- Marishda Location in West Bengal, India Marishda Marishda (India)
- Coordinates: 21°51′10.6″N 87°44′36.6″E﻿ / ﻿21.852944°N 87.743500°E
- Country: India
- State: West Bengal
- District: Purba Medinipur

Population (2011)
- • Total: 5,953

Languages
- • Official: Bengali, English
- Time zone: UTC+5:30 (IST)
- PIN: 721449 (Marishda)
- Telephone/STD code: 03224
- Lok Sabha constituency: Kanthi
- Vidhan Sabha constituency: Kanthi Uttar
- Website: purbamedinipur.gov.in

= Marishda =

Marishda is a village, in Contai III CD block in Contai subdivision of Purba Medinipur district in the state of West Bengal, India.

==Geography==

===Police station===
Marishda police station has jurisdiction over Contai III CD block. It covers an area of 155.52 km^{2} with a population of 133,079. It is located at Marishda Bazar.

===CD block HQ===
The headquarters of Contai III CD block are located at Marishda.

===Urbanisation===
93.55% of the population of Contai subdivision live in the rural areas. Only 6.45% of the population live in the urban areas and it is considerably behind Haldia subdivision in urbanization, where 20.81% of the population live in urban areas.

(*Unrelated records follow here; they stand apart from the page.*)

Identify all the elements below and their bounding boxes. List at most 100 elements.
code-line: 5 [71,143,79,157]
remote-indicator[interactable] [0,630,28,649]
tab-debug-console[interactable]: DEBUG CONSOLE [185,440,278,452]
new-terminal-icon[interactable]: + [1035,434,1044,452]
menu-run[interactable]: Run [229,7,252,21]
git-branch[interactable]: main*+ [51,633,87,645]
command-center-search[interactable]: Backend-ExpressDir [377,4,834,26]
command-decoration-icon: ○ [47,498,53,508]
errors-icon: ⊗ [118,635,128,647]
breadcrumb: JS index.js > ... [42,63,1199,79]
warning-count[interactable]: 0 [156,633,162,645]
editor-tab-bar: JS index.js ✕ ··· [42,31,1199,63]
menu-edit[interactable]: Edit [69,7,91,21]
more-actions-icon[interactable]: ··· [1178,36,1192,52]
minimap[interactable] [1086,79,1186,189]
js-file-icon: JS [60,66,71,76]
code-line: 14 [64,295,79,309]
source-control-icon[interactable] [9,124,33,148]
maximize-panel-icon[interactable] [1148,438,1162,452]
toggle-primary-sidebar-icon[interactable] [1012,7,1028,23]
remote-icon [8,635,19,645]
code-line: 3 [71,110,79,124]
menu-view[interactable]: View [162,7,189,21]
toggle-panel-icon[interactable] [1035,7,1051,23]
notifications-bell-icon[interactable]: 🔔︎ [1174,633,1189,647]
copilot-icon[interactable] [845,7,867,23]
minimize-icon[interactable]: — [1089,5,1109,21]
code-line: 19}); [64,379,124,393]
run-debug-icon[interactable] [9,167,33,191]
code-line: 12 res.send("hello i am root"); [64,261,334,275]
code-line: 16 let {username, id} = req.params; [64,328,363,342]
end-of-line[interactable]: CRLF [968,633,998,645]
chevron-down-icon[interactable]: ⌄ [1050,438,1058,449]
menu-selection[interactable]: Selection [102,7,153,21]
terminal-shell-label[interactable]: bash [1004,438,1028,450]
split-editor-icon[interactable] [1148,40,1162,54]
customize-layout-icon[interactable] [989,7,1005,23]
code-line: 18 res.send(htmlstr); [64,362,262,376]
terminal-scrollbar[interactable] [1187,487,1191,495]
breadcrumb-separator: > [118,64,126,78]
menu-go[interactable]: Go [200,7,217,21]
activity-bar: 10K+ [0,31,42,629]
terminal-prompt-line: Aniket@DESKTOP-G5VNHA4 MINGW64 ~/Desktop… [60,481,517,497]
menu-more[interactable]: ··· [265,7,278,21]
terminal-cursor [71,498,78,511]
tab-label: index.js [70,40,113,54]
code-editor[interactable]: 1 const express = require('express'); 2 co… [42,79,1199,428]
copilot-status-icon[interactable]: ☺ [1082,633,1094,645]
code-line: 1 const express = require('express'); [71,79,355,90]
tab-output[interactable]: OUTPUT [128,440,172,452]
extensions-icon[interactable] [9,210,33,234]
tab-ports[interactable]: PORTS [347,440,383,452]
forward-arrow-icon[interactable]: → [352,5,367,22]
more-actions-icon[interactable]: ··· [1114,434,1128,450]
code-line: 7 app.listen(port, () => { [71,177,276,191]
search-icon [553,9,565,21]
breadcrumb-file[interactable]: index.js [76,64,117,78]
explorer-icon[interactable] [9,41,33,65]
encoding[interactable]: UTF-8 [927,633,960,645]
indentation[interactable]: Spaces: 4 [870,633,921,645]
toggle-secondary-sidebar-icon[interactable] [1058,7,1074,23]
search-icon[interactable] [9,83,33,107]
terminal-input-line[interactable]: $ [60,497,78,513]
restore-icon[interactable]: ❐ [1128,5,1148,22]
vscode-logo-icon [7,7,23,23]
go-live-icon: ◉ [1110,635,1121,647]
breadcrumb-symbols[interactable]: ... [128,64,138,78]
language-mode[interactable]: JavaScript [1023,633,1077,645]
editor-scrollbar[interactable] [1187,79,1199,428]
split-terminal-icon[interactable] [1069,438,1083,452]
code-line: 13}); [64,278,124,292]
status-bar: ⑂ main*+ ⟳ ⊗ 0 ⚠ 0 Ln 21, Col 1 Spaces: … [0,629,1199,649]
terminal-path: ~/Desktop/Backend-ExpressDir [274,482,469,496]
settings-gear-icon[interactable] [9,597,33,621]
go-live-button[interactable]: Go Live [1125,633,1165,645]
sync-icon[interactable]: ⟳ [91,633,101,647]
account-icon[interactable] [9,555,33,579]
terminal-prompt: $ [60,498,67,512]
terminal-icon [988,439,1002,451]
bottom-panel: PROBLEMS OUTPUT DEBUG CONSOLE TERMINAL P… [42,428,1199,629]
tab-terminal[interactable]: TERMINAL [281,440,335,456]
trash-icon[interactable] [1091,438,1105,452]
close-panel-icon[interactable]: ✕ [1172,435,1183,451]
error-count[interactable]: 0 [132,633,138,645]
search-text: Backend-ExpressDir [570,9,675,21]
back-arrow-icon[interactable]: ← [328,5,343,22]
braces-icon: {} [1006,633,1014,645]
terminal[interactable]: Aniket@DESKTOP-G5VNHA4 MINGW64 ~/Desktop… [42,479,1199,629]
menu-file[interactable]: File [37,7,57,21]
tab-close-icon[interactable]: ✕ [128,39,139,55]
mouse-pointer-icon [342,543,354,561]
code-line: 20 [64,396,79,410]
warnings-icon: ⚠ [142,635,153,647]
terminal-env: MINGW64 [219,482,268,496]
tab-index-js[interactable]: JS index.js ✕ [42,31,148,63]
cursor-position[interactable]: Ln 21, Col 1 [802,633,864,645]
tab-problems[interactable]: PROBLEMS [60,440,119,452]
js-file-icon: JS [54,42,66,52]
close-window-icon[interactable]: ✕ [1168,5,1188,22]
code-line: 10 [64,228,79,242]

Note: The map alongside presents some of the notable locations in the subdivision. All places marked in the map are linked in the larger full screen map.

==Demographics==
As per 2011 Census of India Marishda had a total population of 5,953 of which 3,049 (51%) were males and 2,904 (49%) were females. Population below 6 years was 619. The total number of literates in Marishda was 4,571 (85.70% of the population over 6 years).

==Transport==
SH 4 connecting Jhalda (in Purulia district) and Digha (in Purba Medinipur district) passes through Marishda.